Parmi les mesures de protection individuelle à appliquer pendant les activités à l’extérieur figurent l’application topique de répulsifs sur la peau exposée ou le traitement des vêtements et l’utilisation de chemises et de pantalons à manches longues. En outre, la protection intérieure peut consister à utiliser des produits aérosols insecticides ménagers ou des serpentins antimoustiques en journée. Les moustiquaires de fenêtre et de porte, ainsi que la climatisation, peuvent réduire la probabilité que les moustiques pénètrent dans la maison. Les moustiquaires imprégnées d’insecticide offrent une bonne protection aux personnes contre les piqûres de moustiques pendant le sommeil. Étant donné que les moustiques Aedes (principal vecteur de transmission) sont actifs à l’aube et au crépuscule, des mesures de protection individuelle sont recommandées à ces moments de la journée en particulier.

Il faut assurer une surveillance entomologique pour évaluer le potentiel de reproduction des moustiques Aedes dans les contenants ainsi que pour contrôler la résistance aux insecticides afin de choisir les interventions de lutte antivectorielle les plus efficaces. On peut se procurer des kits de test de résistance aux insecticides produits par un établissement de l’Universiti Sains Malaysia sous la coordination de l’OMS.
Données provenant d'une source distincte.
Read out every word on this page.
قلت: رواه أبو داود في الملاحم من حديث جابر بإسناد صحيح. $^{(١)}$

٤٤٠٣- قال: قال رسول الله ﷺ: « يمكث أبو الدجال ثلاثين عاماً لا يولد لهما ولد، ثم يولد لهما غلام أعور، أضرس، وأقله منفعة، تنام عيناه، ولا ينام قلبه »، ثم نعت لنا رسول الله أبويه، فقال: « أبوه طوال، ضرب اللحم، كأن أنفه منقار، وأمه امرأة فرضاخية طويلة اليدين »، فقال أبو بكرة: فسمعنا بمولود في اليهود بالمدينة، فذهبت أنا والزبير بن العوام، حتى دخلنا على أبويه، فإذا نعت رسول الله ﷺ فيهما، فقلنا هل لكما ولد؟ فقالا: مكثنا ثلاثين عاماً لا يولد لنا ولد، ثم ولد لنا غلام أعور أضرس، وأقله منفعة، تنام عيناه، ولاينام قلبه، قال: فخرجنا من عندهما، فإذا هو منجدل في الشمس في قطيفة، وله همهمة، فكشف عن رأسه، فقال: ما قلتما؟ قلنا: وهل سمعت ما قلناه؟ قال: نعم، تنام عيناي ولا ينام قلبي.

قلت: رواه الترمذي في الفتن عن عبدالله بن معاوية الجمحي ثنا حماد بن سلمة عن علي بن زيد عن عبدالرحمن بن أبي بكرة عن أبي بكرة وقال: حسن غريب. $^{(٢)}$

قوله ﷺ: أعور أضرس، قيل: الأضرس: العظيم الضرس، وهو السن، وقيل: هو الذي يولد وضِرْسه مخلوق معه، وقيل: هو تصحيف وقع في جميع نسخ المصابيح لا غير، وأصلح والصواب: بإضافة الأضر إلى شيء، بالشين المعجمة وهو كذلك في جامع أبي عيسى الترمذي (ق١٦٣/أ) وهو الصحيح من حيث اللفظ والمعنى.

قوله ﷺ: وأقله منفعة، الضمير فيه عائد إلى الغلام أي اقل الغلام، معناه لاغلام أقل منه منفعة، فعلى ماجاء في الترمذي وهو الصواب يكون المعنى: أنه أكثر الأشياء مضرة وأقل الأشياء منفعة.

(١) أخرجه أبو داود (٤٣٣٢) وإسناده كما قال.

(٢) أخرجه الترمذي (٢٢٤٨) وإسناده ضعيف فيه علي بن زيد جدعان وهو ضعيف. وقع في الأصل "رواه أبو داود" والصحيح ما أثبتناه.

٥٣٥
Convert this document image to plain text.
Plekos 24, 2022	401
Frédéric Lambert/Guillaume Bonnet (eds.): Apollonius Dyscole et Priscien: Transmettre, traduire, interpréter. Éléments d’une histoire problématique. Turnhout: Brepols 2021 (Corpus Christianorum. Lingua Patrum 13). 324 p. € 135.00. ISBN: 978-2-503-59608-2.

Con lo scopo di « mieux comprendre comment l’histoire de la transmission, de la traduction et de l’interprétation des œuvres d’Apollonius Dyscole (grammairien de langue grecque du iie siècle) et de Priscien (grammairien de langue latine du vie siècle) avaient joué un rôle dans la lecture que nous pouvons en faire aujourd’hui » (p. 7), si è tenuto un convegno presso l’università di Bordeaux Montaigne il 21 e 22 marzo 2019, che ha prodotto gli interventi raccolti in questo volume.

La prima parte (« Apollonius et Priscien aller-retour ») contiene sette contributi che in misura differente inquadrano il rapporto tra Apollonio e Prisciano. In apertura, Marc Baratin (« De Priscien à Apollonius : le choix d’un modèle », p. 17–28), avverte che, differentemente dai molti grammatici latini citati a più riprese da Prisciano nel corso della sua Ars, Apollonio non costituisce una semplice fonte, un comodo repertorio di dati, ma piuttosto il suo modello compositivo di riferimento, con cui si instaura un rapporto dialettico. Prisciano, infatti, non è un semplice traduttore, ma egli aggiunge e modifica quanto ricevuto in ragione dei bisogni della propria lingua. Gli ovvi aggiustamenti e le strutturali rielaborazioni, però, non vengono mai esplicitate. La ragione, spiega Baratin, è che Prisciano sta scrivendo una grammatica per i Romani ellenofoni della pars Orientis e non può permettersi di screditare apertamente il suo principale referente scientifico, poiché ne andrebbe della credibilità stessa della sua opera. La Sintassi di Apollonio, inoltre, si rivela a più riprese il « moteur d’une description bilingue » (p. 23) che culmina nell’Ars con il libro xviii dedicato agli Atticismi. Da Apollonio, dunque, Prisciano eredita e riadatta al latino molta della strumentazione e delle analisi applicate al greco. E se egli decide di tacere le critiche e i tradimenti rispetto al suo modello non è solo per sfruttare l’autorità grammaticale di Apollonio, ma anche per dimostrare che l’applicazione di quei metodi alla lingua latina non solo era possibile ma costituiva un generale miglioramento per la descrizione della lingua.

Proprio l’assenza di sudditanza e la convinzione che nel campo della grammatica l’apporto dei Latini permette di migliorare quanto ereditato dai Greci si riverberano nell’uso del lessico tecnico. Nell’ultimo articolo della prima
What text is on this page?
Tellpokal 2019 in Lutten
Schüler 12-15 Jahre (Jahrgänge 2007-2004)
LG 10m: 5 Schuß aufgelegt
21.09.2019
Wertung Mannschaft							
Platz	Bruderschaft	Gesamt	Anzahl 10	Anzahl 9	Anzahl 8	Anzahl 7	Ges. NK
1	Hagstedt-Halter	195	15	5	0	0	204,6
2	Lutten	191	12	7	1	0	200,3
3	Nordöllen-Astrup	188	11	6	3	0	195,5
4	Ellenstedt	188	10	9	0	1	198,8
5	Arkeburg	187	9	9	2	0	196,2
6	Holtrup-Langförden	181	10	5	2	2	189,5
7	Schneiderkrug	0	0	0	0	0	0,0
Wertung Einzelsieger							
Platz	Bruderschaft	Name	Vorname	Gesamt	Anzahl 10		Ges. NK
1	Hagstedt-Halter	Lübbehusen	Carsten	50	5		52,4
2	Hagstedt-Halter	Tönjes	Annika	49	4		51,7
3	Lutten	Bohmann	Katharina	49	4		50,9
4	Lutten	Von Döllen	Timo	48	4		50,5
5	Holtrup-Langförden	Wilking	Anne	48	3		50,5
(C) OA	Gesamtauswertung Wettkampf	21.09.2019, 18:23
Il n’existe pas de traitement spécifique de l’infection par la dengue, mais la détection précoce et l’accès à des soins de santé appropriés en vue d’une prise en charge permettent de réduire la mortalité. La détection rapide des cas graves et l’orientation en temps voulu vers les hôpitaux tertiaires peuvent réduire la mortalité. Il faudrait continuer de renforcer la surveillance des cas dans toutes les régions touchées et partout dans le pays. Dans la mesure du possible, des ressources devraient être allouées au renforcement du mécanisme d’orientation des échantillons pour la confirmation et le sous-typage du virus de la dengue.

Sur la base des informations disponibles pour cette flambée, l’OMS recommande de n’appliquer aucune restriction générale aux voyages ou aux échanges commerciaux avec le Bangladesh.